Eh bien non, Mr le maire, nous sommes des élus responsables, élus comme vous, et nous prenons des positions dans l'intérêt de Bandol et non pour des raisons politiciennes comme vous le martelez, et je vous rappelle que nous sommes 12 à partager ces idées. Je suis très déçu d’avoir été obligé de le dire.»

Mme Dagord intervient pour préciser qu’à ces fameuses réunions, M. Joseph n’avait pas convoqué tout le monde. Celui-ci lui rappelle que, pour la préparation du budget, ils étaient trois. L’adjointe lui rétorque « Il manquait la moitié de votre équipe ; ils sont arrivés avec 3/4 d’heure de retard. »

Voilà qui jette un froid dans le public.

On passe enfin au conseil. La 1ère délibération portait sur la reprise anticipée des résultats de l’exercice 2014.

Des 2 638 112 € d’excédent de la mandature précédente, M. Joseph n’a utilisé que 281 622 € en 2014. (Il y a là quelque chose qui nous échappe.) Ce qui reste, soit 2 356 490 € sera reporté en recettes de fonctionnement 2015, car il n’a pas réussi à équilibrer son budget.

M. Palix annonce qu’il votera ce budget, pour ne pas être accusé de bloquer la ville.

Voté à l’unanimité.

Délibération N°2 : Vote du budget primitif – exercice 2015

Le maire présente alors son budget et son objectif central : préserver le citoyen bandolais. Il rappelle la baisse des recettes : par exemple moins 400 000 € de DGF (aide de l’état) sur un budget d’un peu plus de 20M €, donc -2% ! Est-ce si « vertigineux » ?

Deux priorités : les personnes âgées : 350 000 € pour le CCAS (lequel s’occupe du social sur la commune, et non exclusivement des anciens, ce que le maire semble oublier dans son propos assez démagogique) et la jeunesse et petite enfance où « les subventions seront maintenues » : qu’on en juge ! En 2013, caisse des écoles : 340 000 €, en 2014 : 295 000 € et pour 2015 : 327 000 €.

Heureusement qu’il s’agit d’une priorité.

M. Joseph répète ce qu’il annoncé lors du débat sur le DOB : au sujet des animations, parodiant Harpagon dans la fameuse pièce de Molière, il s’agira de « faire mieux avec moins d’argent ». Et comme il n’y a pas de miracle en ce domaine, on peut craindre le pire.

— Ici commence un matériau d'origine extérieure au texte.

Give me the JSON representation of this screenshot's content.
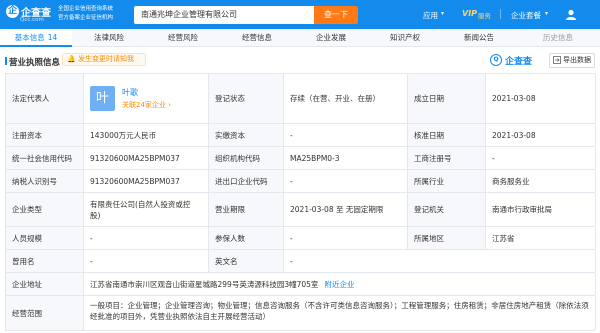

Idem pour l’investissement, qui subira un arrêt. Non, pardon : une pause… avec les 3 études. Le tissu associatif ne sera pas oublié, mais rétrécira fortement…

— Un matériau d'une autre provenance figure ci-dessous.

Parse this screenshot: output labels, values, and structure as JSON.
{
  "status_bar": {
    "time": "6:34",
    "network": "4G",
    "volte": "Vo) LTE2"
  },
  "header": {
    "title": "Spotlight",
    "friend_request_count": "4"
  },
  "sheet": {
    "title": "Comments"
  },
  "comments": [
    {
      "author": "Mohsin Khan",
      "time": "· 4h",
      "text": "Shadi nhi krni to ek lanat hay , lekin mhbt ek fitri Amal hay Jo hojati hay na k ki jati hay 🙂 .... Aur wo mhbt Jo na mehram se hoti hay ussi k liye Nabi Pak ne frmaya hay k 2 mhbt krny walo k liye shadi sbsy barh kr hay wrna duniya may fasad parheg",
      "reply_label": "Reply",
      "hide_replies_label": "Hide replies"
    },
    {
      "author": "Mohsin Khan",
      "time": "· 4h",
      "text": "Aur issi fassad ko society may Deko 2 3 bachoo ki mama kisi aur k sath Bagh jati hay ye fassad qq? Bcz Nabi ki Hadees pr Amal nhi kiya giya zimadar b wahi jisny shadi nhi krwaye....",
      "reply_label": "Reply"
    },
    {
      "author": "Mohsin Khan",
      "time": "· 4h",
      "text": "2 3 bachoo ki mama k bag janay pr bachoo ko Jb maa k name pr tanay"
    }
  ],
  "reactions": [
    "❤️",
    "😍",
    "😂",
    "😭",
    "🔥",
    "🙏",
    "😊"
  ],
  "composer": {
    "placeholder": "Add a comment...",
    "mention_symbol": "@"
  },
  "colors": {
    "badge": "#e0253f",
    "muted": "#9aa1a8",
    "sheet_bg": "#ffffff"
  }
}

Bref, il a une approche prudentielle (sic).

Puis nous avons droit à une lecture quasi intégrale des postes et une avalanche de chiffres, si soporifique que quelques personnes s’endorment dans l’assistance...

Il serait plus simple de mettre le dossier entier sur internet, et de se contenter des postes les plus significatifs, car en ce domaine, il est impossible de se remémorer grand-chose d’une information orale.

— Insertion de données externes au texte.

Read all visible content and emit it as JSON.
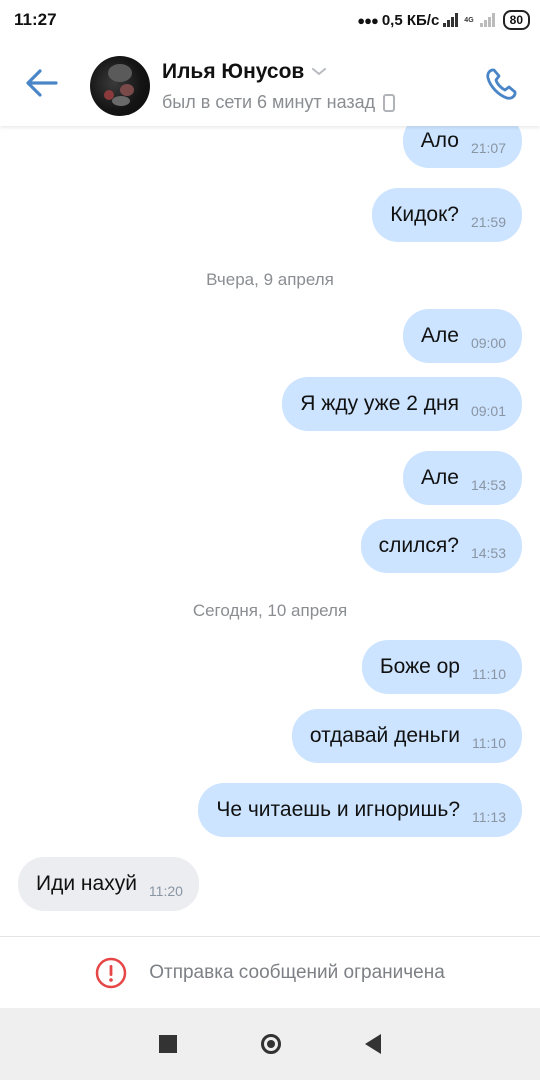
{
  "status_bar": {
    "time": "11:27",
    "net_speed": "0,5 КБ/с",
    "net_type": "4G",
    "battery": "80"
  },
  "header": {
    "name": "Илья Юнусов",
    "status": "был в сети 6 минут назад"
  },
  "messages": [
    {
      "dir": "out",
      "text": "Ало",
      "time": "21:07"
    },
    {
      "dir": "out",
      "text": "Кидок?",
      "time": "21:59"
    },
    {
      "dir": "date",
      "text": "Вчера, 9 апреля"
    },
    {
      "dir": "out",
      "text": "Але",
      "time": "09:00"
    },
    {
      "dir": "out",
      "text": "Я жду уже 2 дня",
      "time": "09:01"
    },
    {
      "dir": "out",
      "text": "Але",
      "time": "14:53"
    },
    {
      "dir": "out",
      "text": "слился?",
      "time": "14:53"
    },
    {
      "dir": "date",
      "text": "Сегодня, 10 апреля"
    },
    {
      "dir": "out",
      "text": "Боже ор",
      "time": "11:10"
    },
    {
      "dir": "out",
      "text": "отдавай деньги",
      "time": "11:10"
    },
    {
      "dir": "out",
      "text": "Че читаешь и игноришь?",
      "time": "11:13"
    },
    {
      "dir": "in",
      "text": "Иди нахуй",
      "time": "11:20"
    }
  ],
  "restriction": {
    "text": "Отправка сообщений ограничена"
  },
  "colors": {
    "accent": "#4a86c7",
    "outgoing_bubble": "#cce4ff",
    "incoming_bubble": "#ebedf0",
    "warning": "#e64646"
  }
}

On retiendra aussi que Bandol n’aura plus de subventions de Sud Ste Baume, ce qui tombe sous le sens, puisqu’on fera 0 € de réalisation.

Place aux commentaires.

Premier à intervenir, M. Palix qui réitère sa demande de repousser le vote du budget, ce qui était possible jusqu’au 15 avril, et réclame un dialogue démocratique. Il reprend les points qu’il avait exposés lors du DOB et qui n’ont pas été pris en compte. Il annonce : « Nous ne voterons pas ce budget.» en dénonçant le dédain avec lequel sont traités les élus.

Réponse de M. Joseph : « En 2008, je vous ai fait une remarque dont vous avez tenu compte… »

Suivent des considérations diverses sur cette époque.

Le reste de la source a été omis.